Opinión

‘Los Heraldos negros’, primera obra del poeta César Vallejo

‘Los Heraldos negros’, primera obra del poeta César Vallejo

“César Vallejo murió –y ya es un tópico recordar a ‘París con aguacero’, según premonición de su conocido poema– antes de que la guerra civil española cesase en armas”, escribió el gran poeta español Leopoldo de Luis. Ahora mismo estoy contemplando el retrato de Vallejo, realizado por Picasso con fecha del 9 de junio de 1938. En un pueblito de las sierras de La Libertad, en Santiago de Chuco, hacia el norte del Perú, nació César Abraham Vallejo Mendoza, por cierto de recio origen cantábrico y andino. Las vivencias cotidianas de su infancia, al igual que el bucólico paisaje, sacarán a la luz el “humus” en donde aparecerán con simbólica profundidad las páginas de su primer libro titulado Los Heraldos Negros. Obra poética que, tiempo después, fue estimada por José Carlos Mariátegui como “el orto de una nueva poesía en el Perú”.

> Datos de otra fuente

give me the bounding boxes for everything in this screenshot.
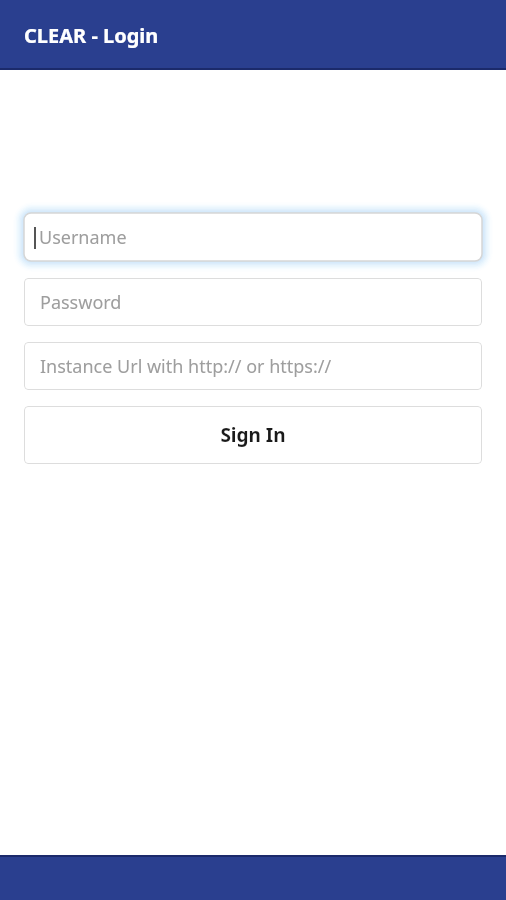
staticText: Sign In (220, 422, 286, 448)
button[interactable]: Password (24, 278, 482, 326)
staticText: Instance Url with http:// or https:// (40, 354, 332, 379)
staticText: Username (39, 225, 127, 250)
staticText: Password (40, 290, 122, 315)
staticText: CLEAR - Login (24, 22, 159, 49)
button[interactable]: Sign In (24, 406, 482, 464)
button[interactable]: Instance Url with http:// or https:// (24, 342, 482, 390)
button[interactable]: Username (14, 203, 492, 271)
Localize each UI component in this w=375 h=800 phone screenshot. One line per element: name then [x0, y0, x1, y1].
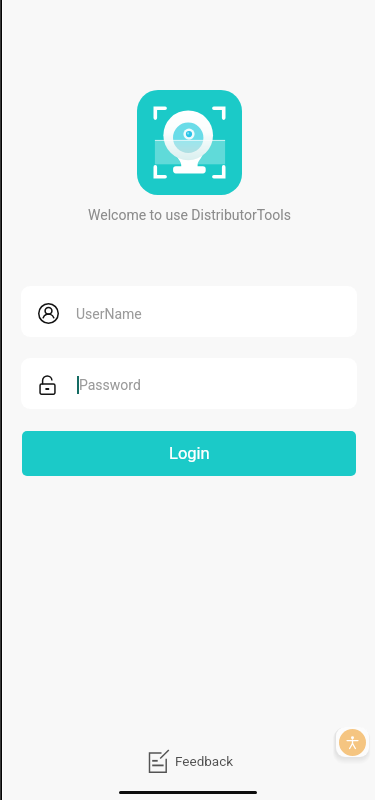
staticText: Password	[79, 377, 141, 393]
staticText: Login	[169, 444, 210, 463]
staticText: UserName	[76, 306, 142, 322]
button[interactable]: Accessibility	[336, 727, 369, 757]
button[interactable]: Feedback	[137, 742, 246, 780]
button[interactable]: Password	[21, 358, 357, 409]
button[interactable]: Login	[22, 431, 356, 476]
button[interactable]: UserName	[21, 286, 357, 337]
staticText: Welcome to use DistributorTools	[88, 207, 291, 223]
staticText: Feedback	[175, 753, 234, 769]
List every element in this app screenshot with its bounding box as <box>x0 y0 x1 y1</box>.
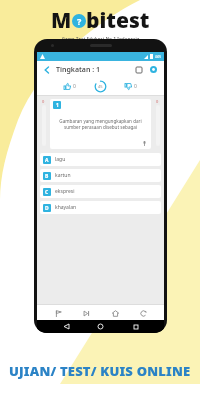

“En estos versos del pórtico de Los Heraldos Negros–afirma Mariátegui– principia acaso la poesía peruana. (Peruana, en el sentido de indígena)”. En contra del dios Júpiter, de Rubén Darío y de toda la mitología del movimiento poético acuñado “Modernismo”, César Vallejo metamorfosea al “cisne” en hombre y lo envía al punto de un “charco de culpa”. Leamos: “Y el hombre…pobre…pobre. Vuelve los ojos como/ cuando por sobre el hombro nos llama una palmada,/ vuelve los ojos locos, y todo lo vivido/ se empoza, como charco de culpa en la mirada”.

El poeta peruano César Vallejo se instala en medio del dolor: el hombre es hombre, porque es hijo y padre del sufrimiento, pues ha creado un extraño “Olimpo” donde él mismo es el lugar postrero de su propia “creación”. Un dios “desgraciado”. Y una “criatura” impotente, ajena. De modo que en torno a su propia experiencia personal la entera poesía de Vallejo edificará un “cosmos” lacerante y antropológico. He ahí cómo en él se nos entrega la inexorable unidad de vida y obra bajo un perfil de índole dramática. El poeta “vanguardista” americano Juan Larrea se detiene en la necesidad de un amor generoso, es decir, en una “tendencia hacia la universalidad y el absoluto colectivo”. Una ineludible urgencia de “fraternidad universal”.

“Absurdo, sólo tu eres puro”, escribe Vallejo. Pues los “heraldos negros” y el azar y el destino coronan lo “ciego y fatal”. Escuchémoslo: “Hay tendida hacia el fondo de los seres,/ un eje ultranervioso, honda plomada./ La hebra del destino!/ Amor desviará tal ley de vida,/ hacia la voz del Hombre;/ y nos dará la libertad suprema/ en transubstanciación azul, virtuosa,/ contra lo ciego y lo fatal”. Tenebrosos “mensajeros” que arrasan con las posibilidades humanas de llegar a realizarse. Es una “inmensa pared de cristal” contra la cual el poeta se estrella a manera de un insecto en pos de la celeste e ilusoria libertad: “Chasquido de moscón que muere/ a mitad de su vuelo y cae a tierra./ ¿Qué dice ahora Newton?”.

Ahora vuelvo mis ojos hacia la fotografía de la humilde casa de “los Vallejo” en Santiago de Chuco, al norte peruano. Su obra poética –el “vallejismo”, tan influyente en posteriores generaciones literarias, así como en el caso del magnífico poeta español Blas de Otero– es testimonio de la soledad humana: “Todos mis huesos son ajenos,/ yo tal vez los robé./ Yo vine a darme lo que acaso estuvo/ asignado para otros”.